UNESCO Dünya Miras Geçici Listesi’nde yer alan dünyanın en eski yerleşim bölgelerinden Harran Ören Yeri’nde yapılan kazı çalışmalarında 5. yüzyıla ait kilise kalıntıları ortaya çıkarılıyor.
Harran Üniversitesi Arkeoloji Bölümü ve Harran Ören Yeri Kazı Başkanı Prof. Dr. Mehmet Önal, AA muhabirine, Kültür ve Turizm Bakanlığının finansmanı, Şanlıurfa Valiliği, Şanlıurfa Müze Müdürlüğü koordinasyonunda Türk Tarih Kurumu Başkanlığı, Şanlıurfa Büyükşehir Belediyesi, Harran Üniversitesi ve Harran Kaymakamlığı desteğiyle ören yeri kazılarını yürüttüklerini söyledi.
Harran kentinin kadim güzelliklerinin arkeolojik kazılarla gün yüzüne çıkarıldığını ifade eden Önal, bu dönemde alanda bulunan kilise yapısı üzerinde çalışmalarını yoğunlaştırdıklarını belirtti.
Önal, kilisenin Harran Ulu Camisi’nin 200 metre kuzeyinde yer aldığını belirterek, şöyle devam etti:
“Kilisenin bir bölümünü kazdık, oldukça büyük ebatlı bir kilise. Onun kuzey nefindeyiz (ana koridor) şu an ve nefin büyük bölümü ortaya çıktı. Bazilika planlı bir kilise burası ve bezemesi de var. Sütun başlıklarında akantüs denilen kenger yapraklı kabartmalı sütun başlıkları bulunuyor. Kazı çalışmalarımızda hem kuzey nefin büyük bölümü hem de kuzeyinde bir revaka rastladık ki revak sütunları ortaya çıktı. Sütun başlıkları düşmüş halde. Yani şu an Harran’da toprak altında yapılar sütunlarıyla kazılmayı bekliyor. Bu şekilde kazdıkça kilisenin tamamı, apsisiyle (kilisede dua edilen yer), diğer nefleriyle ortaya çıkarılacak.”
Dönemine göre oldukça büyük olan kiliseyi 5’inci yüzyıla tarihlendirdiklerini ifade eden Önal, şunları kaydetti:
“Güneydoğu’nun en büyük katedral düzeyinde bir kilisesi, uzunluğu 70 metreden fazla ve kesme blok taşlardan yapılmış bir kilise.
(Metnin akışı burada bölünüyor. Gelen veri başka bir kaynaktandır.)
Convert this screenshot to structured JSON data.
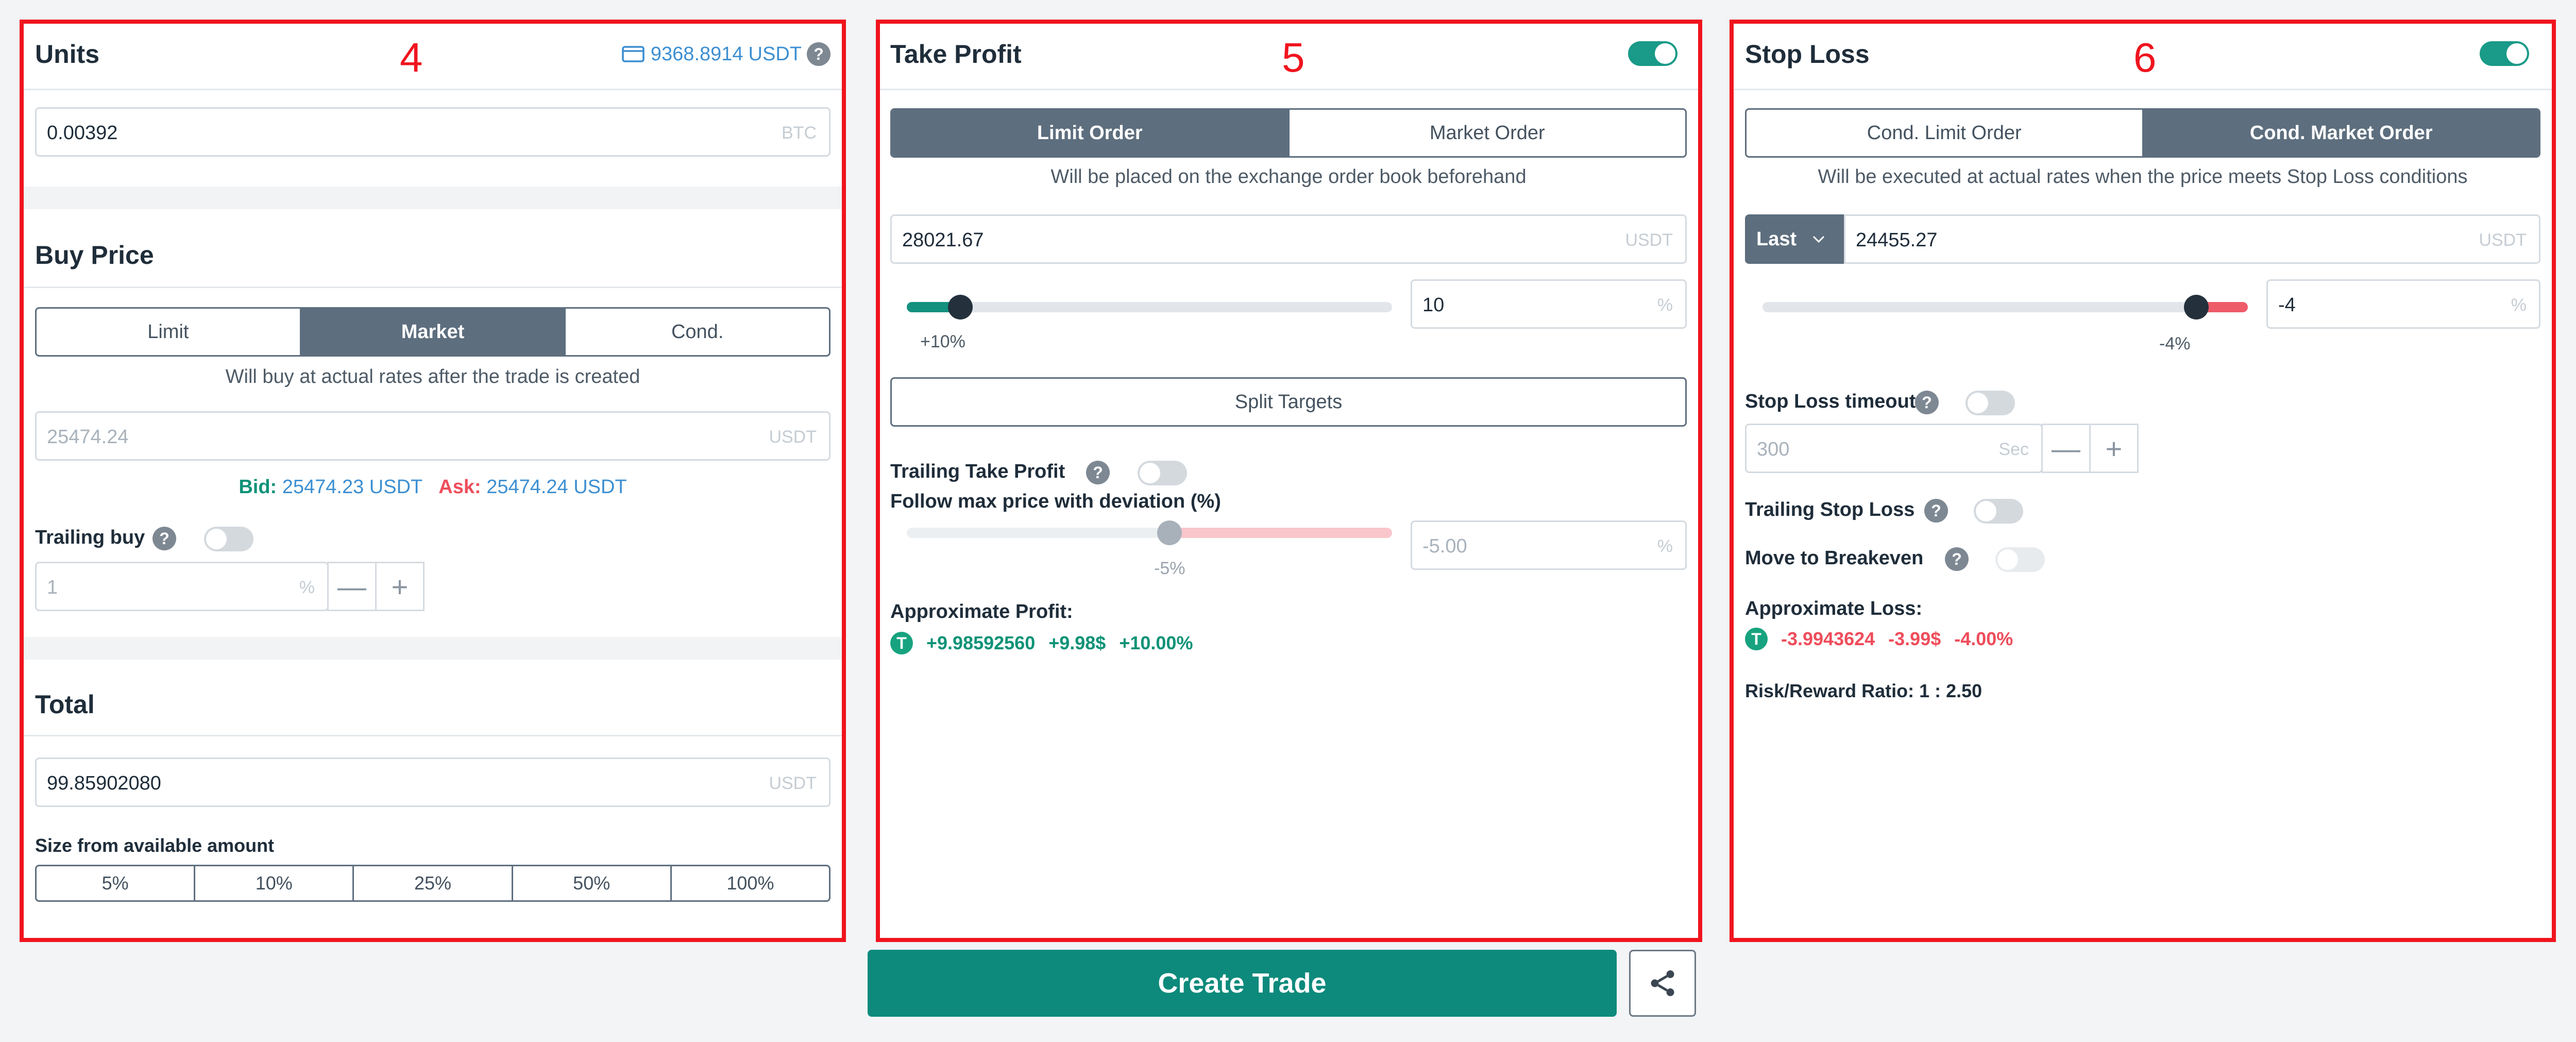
{
  "units_panel": {
    "title": "Units",
    "number": "4",
    "balance": "9368.8914",
    "balance_unit": "USDT",
    "units_value": "0.00392",
    "units_unit": "BTC",
    "buy_price": {
      "title": "Buy Price",
      "tabs": [
        "Limit",
        "Market",
        "Cond."
      ],
      "active_tab": "Market",
      "note": "Will buy at actual rates after the trade is created",
      "price_value": "25474.24",
      "price_unit": "USDT",
      "bid_label": "Bid:",
      "bid_value": "25474.23 USDT",
      "ask_label": "Ask:",
      "ask_value": "25474.24 USDT",
      "trailing_label": "Trailing buy",
      "trailing_value": "1",
      "trailing_unit": "%",
      "trailing_on": false
    },
    "total": {
      "title": "Total",
      "value": "99.85902080",
      "unit": "USDT",
      "size_label": "Size from available amount",
      "options": [
        "5%",
        "10%",
        "25%",
        "50%",
        "100%"
      ]
    }
  },
  "take_profit": {
    "title": "Take Profit",
    "number": "5",
    "enabled": true,
    "tabs": [
      "Limit Order",
      "Market Order"
    ],
    "active_tab": "Limit Order",
    "note": "Will be placed on the exchange order book beforehand",
    "price_value": "28021.67",
    "price_unit": "USDT",
    "slider_label": "+10%",
    "slider_fraction": 0.11,
    "percent_value": "10",
    "percent_unit": "%",
    "split_label": "Split Targets",
    "trailing_label": "Trailing Take Profit",
    "trailing_on": false,
    "deviation_label": "Follow max price with deviation (%)",
    "deviation_slider_label": "-5%",
    "deviation_value": "-5.00",
    "deviation_unit": "%",
    "approx_label": "Approximate Profit:",
    "approx_amount": "+9.98592560",
    "approx_usd": "+9.98$",
    "approx_pct": "+10.00%"
  },
  "stop_loss": {
    "title": "Stop Loss",
    "number": "6",
    "enabled": true,
    "tabs": [
      "Cond. Limit Order",
      "Cond. Market Order"
    ],
    "active_tab": "Cond. Market Order",
    "note": "Will be executed at actual rates when the price meets Stop Loss conditions",
    "price_type": "Last",
    "price_value": "24455.27",
    "price_unit": "USDT",
    "slider_label": "-4%",
    "percent_value": "-4",
    "percent_unit": "%",
    "timeout_label": "Stop Loss timeout",
    "timeout_value": "300",
    "timeout_unit": "Sec",
    "trailing_label": "Trailing Stop Loss",
    "breakeven_label": "Move to Breakeven",
    "approx_label": "Approximate Loss:",
    "approx_amount": "-3.9943624",
    "approx_usd": "-3.99$",
    "approx_pct": "-4.00%",
    "risk_reward": "Risk/Reward Ratio: 1 : 2.50"
  },
  "footer": {
    "create_label": "Create Trade"
  },
  "colors": {
    "accent": "#0d8a7c",
    "highlight_border": "#f0141e",
    "positive": "#0e9277",
    "negative": "#ee4d5b",
    "link": "#3d8fd1"
  }
}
Kazılarda camdan yapılmış mozaik tesseraları (renkli mozaik taş) da buluyoruz ve bunlar daha çok duvarlarda ve kemerlerde kullanılmış. Bu kiliseyi Doğu Roma dönemine tarihledik, yani 5. yüzyıla. Dolayısıyla bu tarihte yapılmış bölgedeki kiliselerin tabanı mozaik. Bu kilisenin tabanında da mozaik bekliyoruz.”
Prof. Dr. Önal, kilisenin Moğol istilası sırasında yağmalanarak yıkıldığını ve aynı zamanda doğa olaylarından da etkilendiğini aktararak, “Kilisede yaptığımız çalışmalarda Moğollar tarafından burası yakılıp yıkılmış ama sonraları deprem olmuş. Şu an kilisenin kuzey nefinin duvarı tamamen blok halinde yan yatmış. Yan yattığı için orada deprem izini de açık seçik gördük” diye konuştu.
Bölgedeki medresede de kazı çalışmalarının devam ettiğini anlatan Önal, restorasyon ve kazı çalışmalarının tamamlandığı Ulu Cami’nin ise ziyarete açıldığını sözlerine ekledi.